The following point was brought up by Bill Maher and a few columnists last week, but the ignorance or tunnel vision that was in effect during last week’s Martin Luther King tributes wasn’t, by my sights, widely acknowledged. It can’t hurt to point it out again.

Overlooked in all the pious and rotely kowtowing speeches heard on the 40th anniversary of King’s murder (the ones by Hillary Clinton and John McCain struck me this way especially) is the fact that during the last two or three years of his life (’65 to ’68), King said a lot of the same things — damning indictments of U.S. warfare, calling the waging of war in Vietnam evil, predicting God’s vengeance, etc. — that Rev. Jeremiah Wright said in the pulpit on that revolving tape loop.
But none of the speechifiers wanted to go there last Wednesday. Because Clinton, McCain and others hadn’t the slightest interest in remembering some of what the deified King actually believed and said, particularly during the last year of his life. They just want to salute the up-with-people platitudes — the safe stuff — from the early to mid ’60s.

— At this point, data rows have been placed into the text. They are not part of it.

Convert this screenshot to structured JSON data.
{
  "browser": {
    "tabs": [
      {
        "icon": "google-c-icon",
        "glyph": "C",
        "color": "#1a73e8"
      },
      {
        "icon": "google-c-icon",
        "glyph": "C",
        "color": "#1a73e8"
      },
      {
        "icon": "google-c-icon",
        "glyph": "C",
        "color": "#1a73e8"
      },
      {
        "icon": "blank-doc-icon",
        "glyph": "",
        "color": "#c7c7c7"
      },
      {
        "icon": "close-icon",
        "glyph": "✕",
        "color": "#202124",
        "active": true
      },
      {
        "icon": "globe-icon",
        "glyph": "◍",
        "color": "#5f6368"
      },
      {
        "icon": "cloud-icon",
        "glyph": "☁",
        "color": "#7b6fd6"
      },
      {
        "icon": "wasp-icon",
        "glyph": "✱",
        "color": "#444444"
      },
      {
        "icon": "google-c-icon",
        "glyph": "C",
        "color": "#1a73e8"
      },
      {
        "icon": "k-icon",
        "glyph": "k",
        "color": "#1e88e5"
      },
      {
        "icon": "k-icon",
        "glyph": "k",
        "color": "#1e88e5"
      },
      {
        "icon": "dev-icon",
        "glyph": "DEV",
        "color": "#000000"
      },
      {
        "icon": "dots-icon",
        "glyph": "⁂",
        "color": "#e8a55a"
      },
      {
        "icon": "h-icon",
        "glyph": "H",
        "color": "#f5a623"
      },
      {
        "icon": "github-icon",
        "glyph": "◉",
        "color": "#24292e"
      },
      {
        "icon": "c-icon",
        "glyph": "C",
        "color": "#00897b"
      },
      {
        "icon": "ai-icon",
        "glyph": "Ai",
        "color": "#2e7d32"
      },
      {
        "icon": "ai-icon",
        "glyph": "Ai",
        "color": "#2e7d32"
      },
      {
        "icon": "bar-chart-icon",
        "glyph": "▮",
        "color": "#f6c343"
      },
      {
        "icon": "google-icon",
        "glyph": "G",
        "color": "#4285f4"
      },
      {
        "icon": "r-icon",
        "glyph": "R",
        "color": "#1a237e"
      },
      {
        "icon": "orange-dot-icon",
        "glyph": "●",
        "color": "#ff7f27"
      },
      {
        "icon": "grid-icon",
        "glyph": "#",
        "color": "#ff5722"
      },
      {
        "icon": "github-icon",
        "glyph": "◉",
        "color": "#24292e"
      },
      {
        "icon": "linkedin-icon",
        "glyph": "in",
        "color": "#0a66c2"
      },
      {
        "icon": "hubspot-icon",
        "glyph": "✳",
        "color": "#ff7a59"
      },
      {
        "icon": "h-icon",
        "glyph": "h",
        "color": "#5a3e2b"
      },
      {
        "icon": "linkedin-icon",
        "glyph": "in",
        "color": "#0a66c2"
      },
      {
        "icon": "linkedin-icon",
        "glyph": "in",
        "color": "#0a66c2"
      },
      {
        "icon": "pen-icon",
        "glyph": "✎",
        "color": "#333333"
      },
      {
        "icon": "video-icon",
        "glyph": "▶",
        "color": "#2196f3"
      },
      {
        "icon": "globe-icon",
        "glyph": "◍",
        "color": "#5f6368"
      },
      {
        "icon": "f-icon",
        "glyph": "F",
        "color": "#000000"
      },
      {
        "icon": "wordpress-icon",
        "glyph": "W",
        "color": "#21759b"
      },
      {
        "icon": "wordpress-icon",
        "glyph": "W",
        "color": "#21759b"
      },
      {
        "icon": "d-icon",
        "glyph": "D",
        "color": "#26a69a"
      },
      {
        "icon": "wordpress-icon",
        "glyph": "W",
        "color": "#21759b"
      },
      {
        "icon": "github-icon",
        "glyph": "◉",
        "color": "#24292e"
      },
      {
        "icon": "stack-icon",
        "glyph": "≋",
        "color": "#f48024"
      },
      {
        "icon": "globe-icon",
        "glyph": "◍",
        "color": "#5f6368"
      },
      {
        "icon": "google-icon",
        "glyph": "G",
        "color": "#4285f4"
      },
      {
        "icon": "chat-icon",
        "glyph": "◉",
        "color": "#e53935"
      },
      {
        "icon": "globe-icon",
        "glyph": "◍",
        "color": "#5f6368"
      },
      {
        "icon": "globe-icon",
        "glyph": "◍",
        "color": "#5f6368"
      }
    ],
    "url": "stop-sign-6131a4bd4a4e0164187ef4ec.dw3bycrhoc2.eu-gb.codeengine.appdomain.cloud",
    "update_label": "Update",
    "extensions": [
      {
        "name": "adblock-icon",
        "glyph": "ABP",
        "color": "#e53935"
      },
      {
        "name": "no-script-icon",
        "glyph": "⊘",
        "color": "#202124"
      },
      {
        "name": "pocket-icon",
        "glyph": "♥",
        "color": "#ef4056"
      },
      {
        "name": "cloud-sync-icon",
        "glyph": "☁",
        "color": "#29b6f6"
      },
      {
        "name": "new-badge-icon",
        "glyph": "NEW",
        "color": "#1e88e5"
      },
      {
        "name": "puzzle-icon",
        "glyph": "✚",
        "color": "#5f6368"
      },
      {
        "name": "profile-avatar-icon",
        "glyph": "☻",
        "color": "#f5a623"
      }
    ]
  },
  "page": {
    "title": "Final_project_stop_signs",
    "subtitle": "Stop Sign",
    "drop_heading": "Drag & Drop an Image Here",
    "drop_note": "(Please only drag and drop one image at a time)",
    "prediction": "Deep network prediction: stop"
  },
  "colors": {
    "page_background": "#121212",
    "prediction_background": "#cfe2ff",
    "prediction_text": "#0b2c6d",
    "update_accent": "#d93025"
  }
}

As Gary Yonge said a week ago on commondreams.org., “Wright is no King. His delivery is too shrill, his demeanour too hectoring, his message insufficiently unifying. Nonetheless, Wright and King come from the same tradition of militant religious leadership that has been a hallmark of black political life for well over a century. Under slavery and then segregation, the church was one of the few places that African-Americans could gather and organize autonomously — giving primacy, for better and for worse, to the pulpit and the preacher in black politics.
“It is unlikely King would have fared any better on YouTube or the blogosphere than Wright did,” Yonge goes on. “King, like Wright, was excoriated for opposing the ‘senseless and unjust war’ in Vietnam. ‘The reaction was like a torrent of hate and venom,’ recalled one of his aides, Andrew Young. ‘As a Nobel prizewinner we expected people not to agree with it, but to take it seriously. We didn’t get that. We got an emotional outburst attacking his right to have an opinion.”
“A few months before he died, King told parishioners at his church in Montgomery, Alabama: ‘We are criminals in that war…we’ve committed more war crimes almost than any nation in the world. But God has a way of even putting nations in their place.’ And how would God deal with an unrepentant America? ‘And if you don’t stop your reckless course, I’ll rise up and break the backbone of your power.'”
In an April 4, 1967 appearance at the New York City Riverside Church — exactly one year before his death — King delivered ‘Beyond Vietnam: A Time to Break Silence,’ says his Wikipedia bio. “In the speech he spoke strongly against the U.S.’s role in the war, insisting that the U.S. was in Vietnam ‘to occupy it as an American colony’ and calling the U.S. government ‘the greatest purveyor of violence in the world today.’ But he also argued that the country needed larger and broader moral changes:
“King was long hated by many white southern segregationists, but this speech turned the more mainstream media against him. Time called the speech ‘demagogic slander that sounded like a script for Radio Hanoi,’ and the Washington Post declared that King had ‘diminished his usefulness to his cause, his country, his people.'”
Barack Obama chose to breathe the air of Ft. Wayne, Indiana rather than that of Memphis, Tennessee, on the 4.4 anniversary. By staying away from the congregation of media in Memphis and the usual blah-blah that the media always seems to engender, I think he did the right thing.